Decision on Roundup Ready® Alfalfa Provides Producers With Access to Needed Technology, Upholds Regulatory Process


Washington, D.C. (January 27, 2011)—The National Council of Farmer Cooperatives (NCFC) today praised the decision by USDA’s Animal and Plant Health Inspection Service (APHIS) to approve the unconditional deregulation of Roundup Ready® alfalfa (RRA).

“Today’s decision is a victory for science and  for America’s alfalfa producers, giving them access to a safe, proven technology that will allow them to boost productivity while enhancing their good stewardship of natural resources,” said NCFC President and CEO Chuck Conner. “In deregulating RRA without conditions, USDA has upheld the integrity of regulatory process for biotechnology crops that has existed since the adoption of the Coordinated Framework for Regulation of Biotechnology in 1986.”

The approval comes just over a month after APHIS issued its environmental impact statement (EIS) concluding that RRA posed no risk under the Plant Protection Act. The EIS was prepared in accordance with a 2007 order issued by the U.S. District Court for the Northern District of California, which found procedural problems with APHIS’s initial deregulation of RRA.

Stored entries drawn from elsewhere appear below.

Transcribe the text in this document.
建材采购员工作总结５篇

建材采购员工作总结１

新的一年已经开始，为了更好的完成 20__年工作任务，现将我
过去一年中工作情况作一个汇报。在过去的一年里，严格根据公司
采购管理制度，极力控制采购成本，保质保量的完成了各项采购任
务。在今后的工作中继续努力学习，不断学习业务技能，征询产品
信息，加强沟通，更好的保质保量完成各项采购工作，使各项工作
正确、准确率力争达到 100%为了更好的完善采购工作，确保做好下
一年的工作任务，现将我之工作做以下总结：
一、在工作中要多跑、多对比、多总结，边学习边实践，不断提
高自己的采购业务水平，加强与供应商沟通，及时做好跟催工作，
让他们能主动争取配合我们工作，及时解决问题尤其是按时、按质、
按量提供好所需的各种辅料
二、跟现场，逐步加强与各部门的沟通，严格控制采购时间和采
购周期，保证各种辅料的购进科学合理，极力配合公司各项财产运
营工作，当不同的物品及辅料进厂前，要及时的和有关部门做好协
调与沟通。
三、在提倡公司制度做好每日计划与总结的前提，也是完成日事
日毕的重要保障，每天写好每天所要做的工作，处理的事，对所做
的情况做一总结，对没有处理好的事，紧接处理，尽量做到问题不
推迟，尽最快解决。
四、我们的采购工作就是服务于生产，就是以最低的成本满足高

“By making this decision in a timely manner after completing the EIS, APHIS and Secretary of Agriculture Tom Vilsack have given alfalfa producers the ability to begin using RRA for the crop that will be planted this spring,” Conner continued. “We look forward to working with the Department as the process to approve other biotechnology crops moves forward.”

About NCFC

Since 1929, NCFC has been the voice of America’s farmer cooperatives.  Our members are regional and national farmer cooperatives, which are in turn composed of nearly 3,000 local farmer cooperatives across the country.  NCFC members also include 26 state and regional councils of cooperatives.  Farmer cooperatives allow individual farmers the ability to own and lead organizations that are essential for continued competitiveness in both the domestic and international markets.

America’s farmer-owned cooperatives provide a comprehensive array of services for their members.  These diverse organizations handle, process and market virtually every type of agricultural commodity.  They also provide farmers with access to infrastructure necessary to manufacture, distribute and sell a variety of farm inputs.  Additionally, they provide credit and related financial services, including export financing.